In 2002 the government of Ghana censored Internet media coverage of tribal violence in Northern Ghana.

===Internet shutdown during elections===
During the heat of the 2016 election year, there were rumors that the Inspector General of Ghana Police wanted to shut down access to internet. The civil society organizations came out to condemn the intended shutting down of the internet and proffered solutions like tracking of the internet.

The then President John Mahama came out to state that the internet wouldn't be shut down on the day of elections.

== Data centers ==
- National Information Technology Agency (NITA)

== Cyber Fraud ==
Cyber fraud has been a major issue in Ghana like most developing countries in the world.
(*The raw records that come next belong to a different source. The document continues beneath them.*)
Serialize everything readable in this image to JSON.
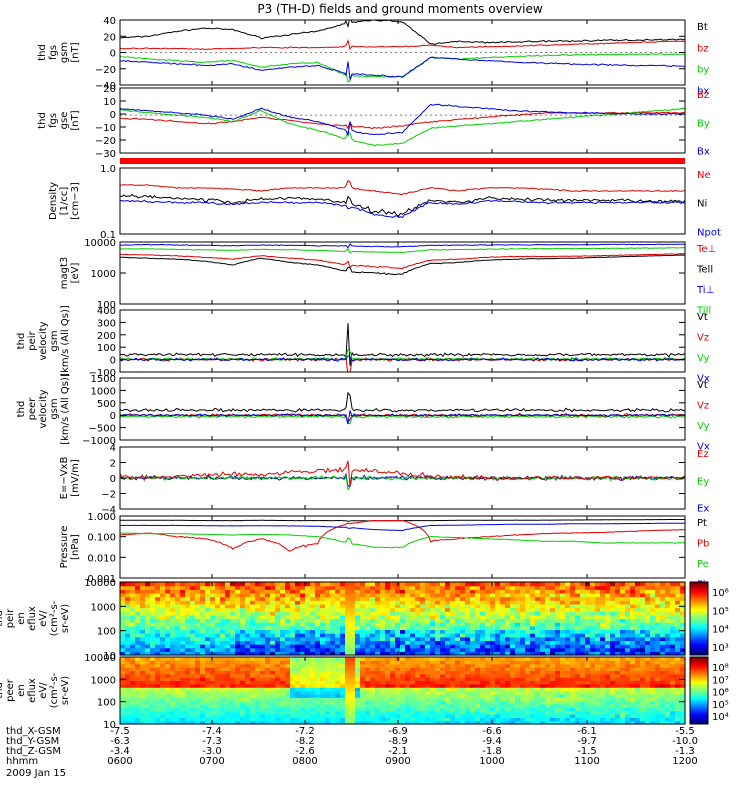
{
  "title": "P3 (TH-D) fields and ground moments overview",
  "ephemeris": {
    "rows": [
      {
        "label": "thd_X-GSM",
        "values": [
          "-7.5",
          "-7.4",
          "-7.2",
          "-6.9",
          "-6.6",
          "-6.1",
          "-5.5"
        ]
      },
      {
        "label": "thd_Y-GSM",
        "values": [
          "-6.3",
          "-7.3",
          "-8.2",
          "-8.9",
          "-9.4",
          "-9.7",
          "-10.0"
        ]
      },
      {
        "label": "thd_Z-GSM",
        "values": [
          "-3.4",
          "-3.0",
          "-2.6",
          "-2.1",
          "-1.8",
          "-1.5",
          "-1.3"
        ]
      },
      {
        "label": "hhmm",
        "values": [
          "0600",
          "0700",
          "0800",
          "0900",
          "1000",
          "1100",
          "1200"
        ]
      }
    ],
    "date": "2009 Jan 15"
  },
  "colors": {
    "black": "#000000",
    "red": "#e00000",
    "green": "#00d000",
    "blue": "#0000e0"
  },
  "chart_data": [
    {
      "type": "line",
      "ylabel_lines": [
        "thd",
        "fgs",
        "gsm",
        "[nT]"
      ],
      "ylim": [
        -40,
        40
      ],
      "y_ticks": [
        "40",
        "20",
        "0",
        "−20",
        "−40"
      ],
      "x_range_hhmm": [
        "0600",
        "1200"
      ],
      "series": [
        {
          "name": "Bt",
          "color": "#000000",
          "approx_values": [
            18,
            22,
            28,
            30,
            36,
            40,
            38,
            20,
            14,
            12,
            13,
            14,
            15,
            15,
            15,
            16,
            16
          ]
        },
        {
          "name": "bz",
          "color": "#e00000",
          "approx_values": [
            5,
            5,
            5,
            5,
            6,
            6,
            6,
            8,
            6,
            7,
            8,
            9,
            10,
            11,
            12,
            13,
            14
          ]
        },
        {
          "name": "by",
          "color": "#00d000",
          "approx_values": [
            -5,
            -8,
            -10,
            -12,
            -18,
            -28,
            -30,
            -5,
            -6,
            -5,
            -5,
            -4,
            -3,
            -3,
            -2,
            -2,
            -2
          ]
        },
        {
          "name": "bx",
          "color": "#0000e0",
          "approx_values": [
            -10,
            -12,
            -14,
            -16,
            -22,
            -26,
            -28,
            -6,
            -8,
            -10,
            -12,
            -13,
            -14,
            -15,
            -16,
            -16,
            -17
          ]
        }
      ],
      "legend": [
        {
          "text": "Bt",
          "color": "#000000"
        },
        {
          "text": "bz",
          "color": "#e00000"
        },
        {
          "text": "by",
          "color": "#00d000"
        },
        {
          "text": "bx",
          "color": "#0000e0"
        }
      ]
    },
    {
      "type": "line",
      "ylabel_lines": [
        "thd",
        "fgs",
        "gse",
        "[nT]"
      ],
      "ylim": [
        -35,
        25
      ],
      "y_ticks": [
        "20",
        "10",
        "0",
        "−10",
        "−20",
        "−30"
      ],
      "series": [
        {
          "name": "Bz",
          "color": "#e00000"
        },
        {
          "name": "By",
          "color": "#00d000"
        },
        {
          "name": "Bx",
          "color": "#0000e0"
        }
      ],
      "legend": [
        {
          "text": "Bz",
          "color": "#e00000"
        },
        {
          "text": "By",
          "color": "#00d000"
        },
        {
          "text": "Bx",
          "color": "#0000e0"
        }
      ]
    },
    {
      "type": "line",
      "ylabel_lines": [
        "Density",
        "[1/cc]",
        "[cm−3]"
      ],
      "scale": "log",
      "ylim": [
        0.1,
        1.0
      ],
      "y_ticks": [
        "1.0",
        "0.1"
      ],
      "series": [
        {
          "name": "Ne",
          "color": "#e00000"
        },
        {
          "name": "Ni",
          "color": "#000000"
        },
        {
          "name": "Npot",
          "color": "#0000e0"
        }
      ],
      "legend": [
        {
          "text": "Ne",
          "color": "#e00000"
        },
        {
          "text": "Ni",
          "color": "#000000"
        },
        {
          "text": "Npot",
          "color": "#0000e0"
        }
      ]
    },
    {
      "type": "line",
      "ylabel_lines": [
        "magt3",
        "[eV]"
      ],
      "scale": "log",
      "ylim": [
        100,
        10000
      ],
      "y_ticks": [
        "10000",
        "1000",
        "100"
      ],
      "series": [
        {
          "name": "Te⊥",
          "color": "#e00000"
        },
        {
          "name": "Te∥",
          "color": "#000000"
        },
        {
          "name": "Ti⊥",
          "color": "#0000e0"
        },
        {
          "name": "Ti∥",
          "color": "#00d000"
        }
      ],
      "legend": [
        {
          "text": "Te⊥",
          "color": "#e00000"
        },
        {
          "text": "Tell",
          "color": "#000000"
        },
        {
          "text": "Ti⊥",
          "color": "#0000e0"
        },
        {
          "text": "Till",
          "color": "#00d000"
        }
      ]
    },
    {
      "type": "line",
      "ylabel_lines": [
        "thd",
        "peir",
        "velocity",
        "gsm",
        "[km/s (All Qs)]"
      ],
      "ylim": [
        -100,
        400
      ],
      "y_ticks": [
        "400",
        "300",
        "200",
        "100",
        "0",
        "−100"
      ],
      "series": [
        {
          "name": "Vt",
          "color": "#000000"
        },
        {
          "name": "Vz",
          "color": "#e00000"
        },
        {
          "name": "Vy",
          "color": "#00d000"
        },
        {
          "name": "Vx",
          "color": "#0000e0"
        }
      ],
      "legend": [
        {
          "text": "Vt",
          "color": "#000000"
        },
        {
          "text": "Vz",
          "color": "#e00000"
        },
        {
          "text": "Vy",
          "color": "#00d000"
        },
        {
          "text": "Vx",
          "color": "#0000e0"
        }
      ]
    },
    {
      "type": "line",
      "ylabel_lines": [
        "thd",
        "peer",
        "velocity",
        "gsm",
        "[km/s (All Qs)]"
      ],
      "ylim": [
        -1000,
        1500
      ],
      "y_ticks": [
        "1500",
        "1000",
        "500",
        "0",
        "−500",
        "−1000"
      ],
      "series": [
        {
          "name": "Vt",
          "color": "#000000"
        },
        {
          "name": "Vz",
          "color": "#e00000"
        },
        {
          "name": "Vy",
          "color": "#00d000"
        },
        {
          "name": "Vx",
          "color": "#0000e0"
        }
      ],
      "legend": [
        {
          "text": "Vt",
          "color": "#000000"
        },
        {
          "text": "Vz",
          "color": "#e00000"
        },
        {
          "text": "Vy",
          "color": "#00d000"
        },
        {
          "text": "Vx",
          "color": "#0000e0"
        }
      ]
    },
    {
      "type": "line",
      "ylabel_lines": [
        "E=−VxB",
        "[mV/m]"
      ],
      "ylim": [
        -4,
        4
      ],
      "y_ticks": [
        "4",
        "2",
        "0",
        "−2",
        "−4"
      ],
      "series": [
        {
          "name": "Ez",
          "color": "#e00000"
        },
        {
          "name": "Ey",
          "color": "#00d000"
        },
        {
          "name": "Ex",
          "color": "#0000e0"
        }
      ],
      "legend": [
        {
          "text": "Ez",
          "color": "#e00000"
        },
        {
          "text": "Ey",
          "color": "#00d000"
        },
        {
          "text": "Ex",
          "color": "#0000e0"
        }
      ]
    },
    {
      "type": "line",
      "ylabel_lines": [
        "Pressure",
        "[nPa]"
      ],
      "scale": "log",
      "ylim": [
        0.001,
        1.0
      ],
      "y_ticks": [
        "1.000",
        "0.100",
        "0.010",
        "0.001"
      ],
      "series": [
        {
          "name": "Pt",
          "color": "#000000"
        },
        {
          "name": "Pb",
          "color": "#e00000"
        },
        {
          "name": "Pe",
          "color": "#00d000"
        },
        {
          "name": "Pi",
          "color": "#0000e0"
        }
      ],
      "legend": [
        {
          "text": "Pt",
          "color": "#000000"
        },
        {
          "text": "Pb",
          "color": "#e00000"
        },
        {
          "text": "Pe",
          "color": "#00d000"
        },
        {
          "text": "Pi",
          "color": "#0000e0"
        }
      ]
    },
    {
      "type": "heatmap",
      "ylabel_lines": [
        "thd",
        "peir",
        "en",
        "eflux",
        "eV/",
        "(cm²-s-",
        "sr-eV)"
      ],
      "scale": "log",
      "ylim": [
        10,
        10000
      ],
      "y_ticks": [
        "10000",
        "1000",
        "100",
        "10"
      ],
      "colorbar_ticks": [
        "10⁶",
        "10⁵",
        "10⁴",
        "10³"
      ]
    },
    {
      "type": "heatmap",
      "ylabel_lines": [
        "thd",
        "peer",
        "en",
        "eflux",
        "eV/",
        "(cm²-s-",
        "sr-eV)"
      ],
      "scale": "log",
      "ylim": [
        10,
        10000
      ],
      "y_ticks": [
        "10000",
        "1000",
        "100",
        "10"
      ],
      "colorbar_ticks": [
        "10⁸",
        "10⁷",
        "10⁶",
        "10⁵",
        "10⁴"
      ]
    }
  ]
}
A Kenyan IT firm report that Ghana lost over $50 million due to cyber fraud, this was projected to increase to around $100 million in 2018. Several Ghanaians and foreigners have also been arrested for crimes relating to cyber fraud. One notable crime is sim box fraud. In 2017 the National Cyber Security Week was held in Ghana to bring stakeholders together to help address issues of cyber security and cyber fraud.

== Internet laws in Ghana ==
The laws governing internet in Ghana include

=== Electronic Communication Amendment Act ===
This Law addresses some technical, regulatory and financial challenges related to interconnection.

===Data Protection Act ===
The Data Protection Act, 2012 (Act 843) was formulated to protect personal information. This legislation was enacted by the Parliament of the Republic of Ghana to protect the privacy and personal data of individuals. It regulates the process personal information is acquired, kept, used or disclosed by data controllers and data processors by requiring compliance with certain data protection principles.